Pertenecemos a la generación de los insaciables. Somos esos corderos criados en la opulencia, en la abundancia. Nuestros estómagos siempre han estado llenos, nuestras espaldas han descansado en una cama caliente. Hemos crecido más fuertes y más plenos que nuestros padres, hemos cultivado el alma. Nos han educado para aprender, para que nada sea suficiente. Nada es suficiente. Viviremos la vida pendientes siempre del próximo paso, de que nos lleve a un lugar más cercano a Nunca Jamás, al reino del que nunca debimos haber salido. Dará igual que se acaben las horas de noche, nos encerraremos en sótanos y simularemos que nos quedan ratos oscuros que quemar a espaldas del sol.
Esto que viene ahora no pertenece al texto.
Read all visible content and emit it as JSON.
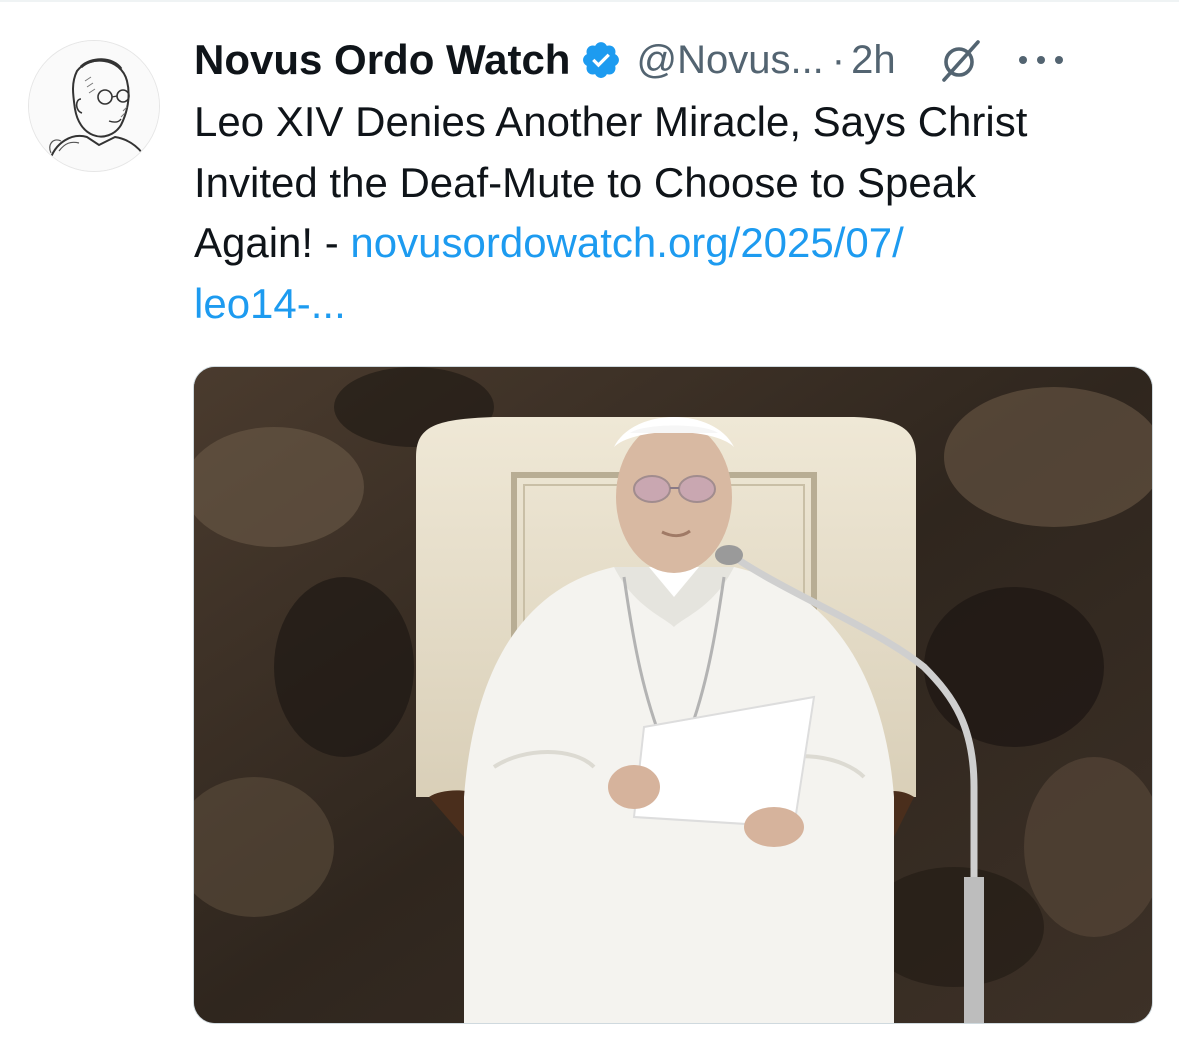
{
  "tweet": {
    "display_name": "Novus Ordo Watch",
    "handle": "@Novus...",
    "separator": "·",
    "time": "2h",
    "text_lines": [
      "Leo XIV Denies Another Miracle, Says Christ",
      "Invited the Deaf-Mute to Choose to Speak",
      "Again! - "
    ],
    "link_part1": "novusordowatch.org/2025/07/",
    "link_part2": "leo14-...",
    "verified_icon": "verified-badge-icon",
    "grok_icon": "grok-icon",
    "more_icon": "more-options-icon",
    "avatar_icon": "avatar-portrait",
    "media_alt": "photo"
  },
  "colors": {
    "text": "#0f1419",
    "secondary": "#536471",
    "link": "#1d9bf0",
    "verified": "#1d9bf0"
  }
}
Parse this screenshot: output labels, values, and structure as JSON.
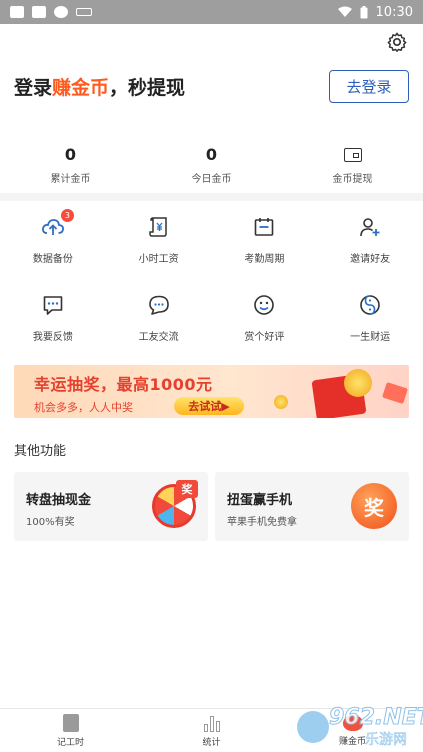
{
  "status_bar": {
    "time": "10:30",
    "icons": [
      "photo-icon",
      "bag-icon",
      "sync-icon",
      "notification-icon",
      "wifi-icon",
      "battery-icon"
    ]
  },
  "header": {
    "settings_icon": "gear-icon",
    "login_title_prefix": "登录",
    "login_title_highlight": "赚金币",
    "login_title_suffix": "，秒提现",
    "login_button": "去登录"
  },
  "stats": [
    {
      "value": "0",
      "label": "累计金币"
    },
    {
      "value": "0",
      "label": "今日金币"
    },
    {
      "icon": "wallet-icon",
      "label": "金币提现"
    }
  ],
  "features": [
    {
      "label": "数据备份",
      "icon": "cloud-upload-icon",
      "badge": "3"
    },
    {
      "label": "小时工资",
      "icon": "scroll-yen-icon"
    },
    {
      "label": "考勤周期",
      "icon": "calendar-icon"
    },
    {
      "label": "邀请好友",
      "icon": "add-user-icon"
    },
    {
      "label": "我要反馈",
      "icon": "feedback-icon"
    },
    {
      "label": "工友交流",
      "icon": "chat-icon"
    },
    {
      "label": "赏个好评",
      "icon": "smile-icon"
    },
    {
      "label": "一生财运",
      "icon": "yin-yang-icon"
    }
  ],
  "banner": {
    "title": "幸运抽奖，最高1000元",
    "subtitle": "机会多多，人人中奖",
    "button": "去试试▶"
  },
  "other_section": {
    "title": "其他功能",
    "cards": [
      {
        "title": "转盘抽现金",
        "subtitle": "100%有奖",
        "tag": "奖"
      },
      {
        "title": "扭蛋赢手机",
        "subtitle": "苹果手机免费拿",
        "tag": "奖"
      }
    ]
  },
  "tabbar": {
    "tabs": [
      {
        "label": "记工时",
        "icon": "edit-icon"
      },
      {
        "label": "统计",
        "icon": "bar-chart-icon"
      },
      {
        "label": "赚金币",
        "icon": "piggy-bank-icon"
      }
    ]
  },
  "watermark": {
    "top": "962.NET",
    "bottom": "乐游网"
  },
  "colors": {
    "accent": "#ff5a1f",
    "primary_blue": "#2e5fb8",
    "icon_blue": "#2e6fc4",
    "badge_red": "#f24e3b"
  }
}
Dará igual que nos llamen para volver a casa, subiremos la música. Dará igual que nos llore el alma, que se nos desgasten los huesos, porque siempre habrá un trago que llevarse a la boca o una pastilla que nos embargue de felicidad fingida. 
Vivimos en la tragedia griega de ser el experimento que todos quisieron que fuéramos. Pero, lamentablemente, el resultado se volvió en su contra. Qué será de nosotros, apátridas de sueños, hijos de los hombres, cuando no nos quede nada para templar nuestro ánimo.
A qué dios ausente comenzaremos a rezarle entonces.